Aussi, son sens de l’opportunisme en fin de neuvième manche, alors qu’il a sonné le signal de la poussée décisive avec son double au champ droit.

Enfin, sa réponse dans une entrevue d’après match, lorsqu’on lui a demandé ce qu’il allait retenir de ce premier match dans les majeures. Il a simplement dit : « Que nous avons gagné ».

Comme quoi, à ses yeux, l’équipe passe avant les individus.

Aussi, j’ai bien aimé son clin d’œil aux Expos et à Montréal, alors qu’il s’est présenté au stade portant l’uniforme no 27 des Expos que portait son père lors de son séjour à Montréal.

Donc, la carrière du jeune Guerrero est lancée. Il a obtenu un coup sûr dans chacun de ses trois premiers matchs, mais il est toujours en quête d’un premier point produit et d’un premier circuit.

Vladimir Sr avait obtenu un montant de 2500 $ à la signature de son premier contrat, mais il a accumulé plus de 125 millions $ au cours de sa carrière. Parions que s’il évite les blessures majeures, son fils en amassera davantage avant qu’il n’accroche ses crampons !

Les partisans se font rares

Juste au cas où cela pourrait vous intéresser, les Rays de Tampa Bay, qui sont en tête du classement de la division Est de la Ligue Américaine, occupent le 29e et avant-dernier rang au palmarès des assistances depuis le début de la saison.

En 16 matchs à domicile (dossier de 9-7), les Rays, qui se cherchent toujours un nouveau stade, ont attiré 224 141 spectateurs pour une moyenne de 14 008 personnes par match.

Seuls les Marlins de Miami affichent une assistance moyenne inférieure, avec seulement 9951 spectateurs lors de leurs 16 premières rencontres.

Qu’est-ce qu’on attend pour annoncer le déménagement des Rays à Montréal ?

Joe Morgan, un voleur sans couronne

L’ancien joueur de deuxième but des Reds de Cincinnati et des Astros de Houston Joe Morgan a réussi un total de 689 vols de buts au cours de sa carrière... sans toutefois

dominer dans cette catégorie au cours d’une seule saison.

En deux occasions, soit en 1973 et 1975, il a volé 67 buts, mais il avait été devancé par Lou Brock (70) et Davey Lopes (77).

Morgan a néanmoins participé à 10 matchs des étoiles, en plus de mériter deux fois le titre de joueur le plus utile dans la Ligue Nationale.

Il a été admis au Temple de la renommée en 1990.

La puissance de Lou Brock

La réputation de Lou Brock, l’ancien des Cubs et des Cardinals, comme voleur de buts n’est plus à faire, mais que dire de sa puissance au bâton ?

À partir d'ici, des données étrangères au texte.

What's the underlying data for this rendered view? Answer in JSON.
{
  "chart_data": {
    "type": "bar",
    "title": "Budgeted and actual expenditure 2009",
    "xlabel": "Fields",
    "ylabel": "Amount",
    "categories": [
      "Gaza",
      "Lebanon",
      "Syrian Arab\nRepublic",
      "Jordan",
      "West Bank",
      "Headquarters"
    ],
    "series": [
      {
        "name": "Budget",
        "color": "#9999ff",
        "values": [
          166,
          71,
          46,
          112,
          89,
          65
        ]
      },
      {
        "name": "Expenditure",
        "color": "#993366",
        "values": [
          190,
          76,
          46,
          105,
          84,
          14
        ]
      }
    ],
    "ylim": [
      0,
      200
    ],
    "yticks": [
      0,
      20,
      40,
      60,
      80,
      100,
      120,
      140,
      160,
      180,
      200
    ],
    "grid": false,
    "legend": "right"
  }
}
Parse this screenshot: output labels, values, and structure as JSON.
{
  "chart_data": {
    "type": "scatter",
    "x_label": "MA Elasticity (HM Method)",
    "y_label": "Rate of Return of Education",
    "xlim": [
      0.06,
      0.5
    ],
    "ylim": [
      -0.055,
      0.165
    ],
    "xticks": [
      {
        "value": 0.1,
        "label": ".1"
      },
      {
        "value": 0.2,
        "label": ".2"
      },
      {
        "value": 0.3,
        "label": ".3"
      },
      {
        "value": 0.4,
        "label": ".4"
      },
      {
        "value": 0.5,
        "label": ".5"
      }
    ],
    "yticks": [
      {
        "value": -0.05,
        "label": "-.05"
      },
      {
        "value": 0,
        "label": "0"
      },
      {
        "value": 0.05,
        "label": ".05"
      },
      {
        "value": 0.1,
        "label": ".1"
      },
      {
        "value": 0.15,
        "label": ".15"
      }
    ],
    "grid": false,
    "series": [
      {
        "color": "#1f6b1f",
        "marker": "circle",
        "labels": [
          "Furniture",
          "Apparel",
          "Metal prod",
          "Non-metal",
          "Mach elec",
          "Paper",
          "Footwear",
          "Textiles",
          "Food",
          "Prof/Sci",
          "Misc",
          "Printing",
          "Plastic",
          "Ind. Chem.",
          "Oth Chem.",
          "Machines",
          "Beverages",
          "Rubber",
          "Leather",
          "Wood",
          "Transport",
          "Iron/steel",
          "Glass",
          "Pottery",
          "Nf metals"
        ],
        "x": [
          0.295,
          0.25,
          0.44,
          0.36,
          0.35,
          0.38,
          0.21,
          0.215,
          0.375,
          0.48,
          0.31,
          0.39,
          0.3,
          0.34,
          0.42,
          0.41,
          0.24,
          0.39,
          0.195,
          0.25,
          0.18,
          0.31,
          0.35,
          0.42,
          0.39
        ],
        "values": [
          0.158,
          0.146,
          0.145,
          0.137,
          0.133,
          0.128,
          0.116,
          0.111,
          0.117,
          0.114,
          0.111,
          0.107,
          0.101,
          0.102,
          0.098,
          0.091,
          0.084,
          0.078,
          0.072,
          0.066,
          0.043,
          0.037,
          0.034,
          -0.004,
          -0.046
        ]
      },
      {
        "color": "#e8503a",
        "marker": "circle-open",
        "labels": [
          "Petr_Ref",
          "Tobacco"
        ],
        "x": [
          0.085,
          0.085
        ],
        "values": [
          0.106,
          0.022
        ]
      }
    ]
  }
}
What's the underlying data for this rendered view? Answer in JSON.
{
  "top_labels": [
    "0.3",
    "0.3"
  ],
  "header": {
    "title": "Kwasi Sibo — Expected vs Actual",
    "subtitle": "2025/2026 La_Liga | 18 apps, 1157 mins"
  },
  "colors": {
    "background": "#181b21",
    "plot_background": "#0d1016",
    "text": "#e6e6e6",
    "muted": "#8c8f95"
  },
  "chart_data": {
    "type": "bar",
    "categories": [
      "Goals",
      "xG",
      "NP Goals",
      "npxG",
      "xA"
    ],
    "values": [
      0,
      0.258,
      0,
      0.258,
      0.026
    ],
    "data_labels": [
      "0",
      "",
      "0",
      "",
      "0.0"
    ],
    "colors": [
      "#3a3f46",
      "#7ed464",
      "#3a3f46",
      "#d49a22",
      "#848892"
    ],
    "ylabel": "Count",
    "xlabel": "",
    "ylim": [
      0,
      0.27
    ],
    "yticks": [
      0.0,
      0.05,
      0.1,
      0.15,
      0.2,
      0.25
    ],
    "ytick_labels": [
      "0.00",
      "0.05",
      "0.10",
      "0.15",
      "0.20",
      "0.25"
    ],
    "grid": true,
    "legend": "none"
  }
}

Le 17 juin 1962, dans l’uniforme des Cubs, Brock affrontait Al Jackson, des Mets, au Polo Grounds de New York. À cette époque, la clôture du champ centre se trouvait à 475 pieds du marbre, et Brock a expédié un tir pour un circuit. On a estimé que la balle avait franchi une distance de 485 pieds !

Brock était alors devenu seulement le troisième frappeur à expédier une balle au-delà de la clôture du champ centre au Polo Grounds.

Ichiro Suzuki refuse un honneur

Le Japonais Ichiro Suzuki a refusé, pour la troisième fois de sa carrière, un prestigieux honneur que voulait lui conférer le gouvernement de son pays.

Ichiro, qui a pris sa retraite avec les Mariners de Seattle, a refusé le People’s Honor Award, remis à des Japonais qui se sont illustrés dans les domaines des sports, de la culture et du divertissement.

Le premier à avoir été ainsi décoré avait été Sadaharu Oh, en 1997.

Ichiro a réussi 3089 coups sûrs dans les ligues majeures, en plus de 1278 au Japon.

Âgé de 45 ans, il sera sûrement le premier Japonais admis au Temple de la renommée.